Eighteen-year-old Alexis was all focus last week as he carefully fingered chords on a glimmering new guitar.
University of Texas-Pan American music performance student Jesus De Leon, 20, helped direct his hand placement on the instrument as strumming rang through the room.

“I like it, because when I was a child I’d hear the music and I’d go (drumming) with the broom,” Alexis said of having music in his life.
The teenager has been incarcerated for two years at Evins Regional Juvenile Center, a center for youth aged 13 to 19 who have been convicted of felonies such as aggravated assault, murder and other crimes.
Growing up, his great grandfather and grandmother played the guitar, his uncles played accordion and Alexis played banda tambourine in Mexico. But serving his sentence didn’t come with music until late July, when the center began a guitar program with the help of Hermes Music.
Now Alexis is part of a group of 10 who meet twice a week for beginning lessons. The Monitor withheld their last names at the center’s request to protect the identities of juvenile offenders.
“These are the type of kids who need our help,” said Citlalli Garcia, coordinator of the Hermes Music Foundation. “You’re replacing the time that would be spent doing other things … and it incites in them to want to keep going, to keep creating.”
The foundation is donating all the guitars to the program, which the students get to keep when they are released.
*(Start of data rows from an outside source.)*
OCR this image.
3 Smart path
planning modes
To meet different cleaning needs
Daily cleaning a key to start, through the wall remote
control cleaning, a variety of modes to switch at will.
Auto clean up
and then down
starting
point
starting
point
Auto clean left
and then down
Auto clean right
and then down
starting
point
UTPA students have been working with the inmates to gain experience. De Leon, an aspiring music teacher, said he was drawn to the task for personal reasons: a couple of his own family members have found themselves in trouble too.
After working with the teenagers, he’s impressed.
“That I’ve seen such progress in such a short time shows me they want to learn,” he said. “These kids have a lot more dedication than people who have a guitar in their house every day.”
Evins has sought to move forward recently, after three employees were arrested in June, accused of mistreating young inmates and destroying evidence. A study conducted by the Lyndon B. Johnson School of Public Affairs at the University of Texas at Austin showed inmate violence at the facility spiked last year, after auditors from the Department of Justice left the facility.
Evins Superintendent Donald Brooks said there had been guitar classes at the center long ago, and it was good to have them back again.
“It gives them an outlet to express their anger,” he said. “Almost every kid here can rap. This is another outlet.”
“It also allows them to showcase their talent. Despite what they’ve done, there’s still a lot of good in them.”
Alexis said his music-oriented family was encouraged when they heard he was learning and promised to keep teaching him when he is released next year.
Rafael, 18, a former trumpet player in high school, said he had always wanted to learn the guitar and said he had especially connected to De Leon’s mentorship.
When he gets out, he wants to play in a Tejano band.
“It keeps me out of trouble in the dorms,” he said of music. “I’m learning something and maybe I can make a career of it.”